Nos usos legítimos que atendam ao teste de necessidade e proporcionalidade, os Estados devem estabelecer um marco legislativo adequado para o desenvolvimento e a implementação de tecnologias biométricas.
No mínimo, a legislação deve incluir regras de proteção de dados pessoais; requisitos relativos à qualidade dos dados, incluindo testes de precisão e de vieses raciais; obrigações para avaliações de impacto aos direitos humanos e proteção de dados; obrigações para desenvolvedores e usuários visando a minimização de riscos; um código de conduta vinculante para os órgãos cujo papel é fazer cumprir a lei; e disposições específicas para evitar uso para mais de uma finalidade, usos diferentes daqueles originalmente declarados e/ou a expansão dos objetivos iniciais no uso de tais tecnologias.
Como o uso de tecnologias biométricas atinge cada vez mais diversos processos sociais fundamentais e valores democráticos, sua concepção, projeto, implementação e desenvolvimento só devem ser permitidos após um debate público e aberto, incluindo vozes de especialistas e da sociedade civil.
Os Estados devem divulgar publicamente todas as atividades existentes e planejadas e os usos de tecnologias biométricas.
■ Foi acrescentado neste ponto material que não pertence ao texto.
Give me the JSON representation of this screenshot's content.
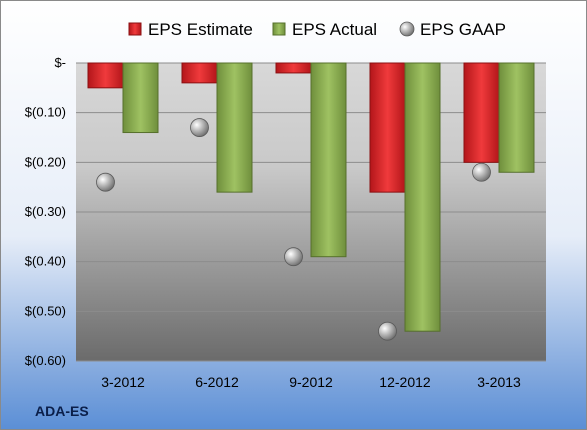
{
  "chart_data": {
    "type": "bar",
    "categories": [
      "3-2012",
      "6-2012",
      "9-2012",
      "12-2012",
      "3-2013"
    ],
    "series": [
      {
        "name": "EPS Estimate",
        "kind": "bar",
        "color": "#e0262a",
        "values": [
          -0.05,
          -0.04,
          -0.02,
          -0.26,
          -0.2
        ]
      },
      {
        "name": "EPS Actual",
        "kind": "bar",
        "color": "#8fb356",
        "values": [
          -0.14,
          -0.26,
          -0.39,
          -0.54,
          -0.22
        ]
      },
      {
        "name": "EPS GAAP",
        "kind": "point",
        "color": "#b8b8b8",
        "values": [
          -0.24,
          -0.13,
          -0.39,
          -0.54,
          -0.22
        ]
      }
    ],
    "y_ticks": [
      0,
      -0.1,
      -0.2,
      -0.3,
      -0.4,
      -0.5,
      -0.6
    ],
    "y_tick_labels": [
      "$-",
      "$(0.10)",
      "$(0.20)",
      "$(0.30)",
      "$(0.40)",
      "$(0.50)",
      "$(0.60)"
    ],
    "ylim": [
      -0.6,
      0
    ],
    "grid": true,
    "legend_position": "top"
  },
  "ticker": "ADA-ES"
}
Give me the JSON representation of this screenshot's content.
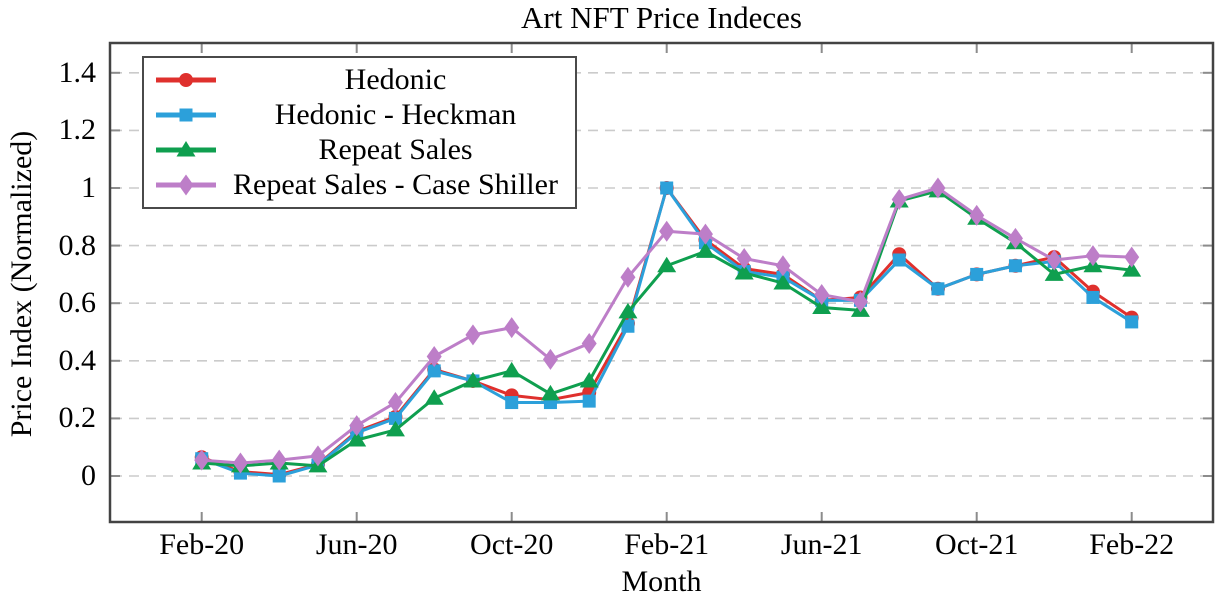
{
  "figure": {
    "title": "Art NFT Price Indeces",
    "x_axis_label": "Month",
    "y_axis_label": "Price Index (Normalized)"
  },
  "colors": {
    "hedonic": "#df302d",
    "hedonic_heckman": "#2ca0da",
    "repeat_sales": "#0f9f4f",
    "repeat_sales_case_shiller": "#bd7ec8",
    "gridline": "#cbcbcb",
    "plot_border": "#434343",
    "tick": "#8c8c8c"
  },
  "chart_data": {
    "type": "line",
    "title": "Art NFT Price Indeces",
    "xlabel": "Month",
    "ylabel": "Price Index (Normalized)",
    "grid": "horizontal-dashed",
    "legend_position": "top-left",
    "ylim": [
      -0.16,
      1.49
    ],
    "categories": [
      "Feb-20",
      "Mar-20",
      "Apr-20",
      "May-20",
      "Jun-20",
      "Jul-20",
      "Aug-20",
      "Sep-20",
      "Oct-20",
      "Nov-20",
      "Dec-20",
      "Jan-21",
      "Feb-21",
      "Mar-21",
      "Apr-21",
      "May-21",
      "Jun-21",
      "Jul-21",
      "Aug-21",
      "Sep-21",
      "Oct-21",
      "Nov-21",
      "Dec-21",
      "Jan-22",
      "Feb-22"
    ],
    "x_tick_labels": [
      "Feb-20",
      "Jun-20",
      "Oct-20",
      "Feb-21",
      "Jun-21",
      "Oct-21",
      "Feb-22"
    ],
    "x_tick_indices": [
      0,
      4,
      8,
      12,
      16,
      20,
      24
    ],
    "y_ticks": [
      0,
      0.2,
      0.4,
      0.6,
      0.8,
      1,
      1.2,
      1.4
    ],
    "y_tick_labels": [
      "0",
      "0.2",
      "0.4",
      "0.6",
      "0.8",
      "1",
      "1.2",
      "1.4"
    ],
    "series": [
      {
        "name": "Hedonic",
        "color": "#df302d",
        "marker": "circle",
        "values": [
          0.065,
          0.015,
          0.005,
          0.04,
          0.155,
          0.205,
          0.37,
          0.33,
          0.28,
          0.265,
          0.29,
          0.53,
          1.0,
          0.82,
          0.72,
          0.7,
          0.61,
          0.62,
          0.77,
          0.65,
          0.7,
          0.73,
          0.76,
          0.64,
          0.55
        ]
      },
      {
        "name": "Hedonic - Heckman",
        "color": "#2ca0da",
        "marker": "square",
        "values": [
          0.06,
          0.01,
          0.0,
          0.038,
          0.15,
          0.2,
          0.365,
          0.33,
          0.255,
          0.255,
          0.26,
          0.52,
          1.0,
          0.81,
          0.71,
          0.69,
          0.61,
          0.61,
          0.75,
          0.65,
          0.7,
          0.73,
          0.745,
          0.62,
          0.535
        ]
      },
      {
        "name": "Repeat Sales",
        "color": "#0f9f4f",
        "marker": "triangle",
        "values": [
          0.045,
          0.035,
          0.045,
          0.035,
          0.125,
          0.16,
          0.27,
          0.33,
          0.365,
          0.285,
          0.33,
          0.57,
          0.73,
          0.78,
          0.705,
          0.67,
          0.585,
          0.575,
          0.955,
          0.99,
          0.895,
          0.81,
          0.7,
          0.73,
          0.715
        ]
      },
      {
        "name": "Repeat Sales - Case Shiller",
        "color": "#bd7ec8",
        "marker": "diamond",
        "values": [
          0.055,
          0.045,
          0.055,
          0.07,
          0.175,
          0.255,
          0.415,
          0.49,
          0.515,
          0.405,
          0.46,
          0.69,
          0.85,
          0.84,
          0.755,
          0.73,
          0.63,
          0.605,
          0.96,
          1.0,
          0.905,
          0.825,
          0.75,
          0.765,
          0.76
        ]
      }
    ]
  }
}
Também devem assegurar a transparência nos processos de compras públicas e garantir o direito de acesso à informação, incluindo a transparência ativa, sobre atividades relacionadas a essas ferramentas.
Os setores público e privado devem publicar regularmente suas avaliações de impacto sobre a proteção de dados, avaliações de impacto sobre os direitos humanos e relatórios de avaliação de risco, juntamente com uma descrição das medidas tomadas para mitigar os riscos e proteger os direitos humanos das cidadãs e cidadãos.
Os marcos legislativos para o desenvolvimento e implementação de tecnologias biométricas devem prever estruturas claras de responsabilização, prestação de contas, obrigações públicas relativas à transparência e medidas de auditoria independentes.
Os Estados devem condicionar a participação do setor privado nas tecnologias biométricas utilizadas para fins de vigilância – desde a pesquisa e desenvolvimento até a comercialização, a venda, a transferência e a manutenção – à devida diligência e a um histórico de cumprimento das normas de direitos humanos.
O marco legislativo também deve assegurar o acesso a reparações adequadas para grupos e indivíduos cujos direitos forem violados pelo uso de tecnologias biométricas.
As empresas envolvidas na concepção, no projeto, no desenvolvimento, na venda, no uso e na implementação de tecnologias biométricas devem:
- Garantir a proteção e o respeito aos padrões de direitos humanos, adotando uma abordagem centrada nas pessoas e realizando avaliações de impacto nos direitos humanos;
- Estabelecer procedimentos adequados e contínuos de avaliação de riscos para identificar as ameaças aos direitos e liberdades individuais, em particular o direito à privacidade e à liberdade de expressão, decorrentes do uso de tecnologias biométricas;
- Fornecer reparações adequadas e eficazes em caso de violação dos direitos humanos das pessoas.
“Em vez de colocar a tecnologia a serviço do ser humano ou de projetar soluções que de fato resolvam os problemas existentes, a pressão em desenvolver ferramentas e produtos justificadas em si mesmas é fundamentalmente falha. Se não estamos centrados nas pessoas, não refletimos suficientemente sobre os riscos que estas tecnologias representam para elas ou os danos que podem causar”
Proibição da implementação de todas as tecnologias biométricas até que salvaguardas essenciais dos direitos humanos estejam em vigor.
Na União Europeia, somos parte da campanha “Reclaim your Face” para banir vigilância biométrica em massa nos espaços públicos
Na América do Sul, por meio do escritório sediado no Brasil, fomos uma das organizações que apresentaram ação judicial contra o metrô de São Paulo, questionando a implementação de tecnologias de reconhecimento facial em suas dependências. Também acompanhamos de perto a ação judicial relacionada à obtenção de informações sobre vigilância por reconhecimento facial conduzida pelo governo no Paraguai.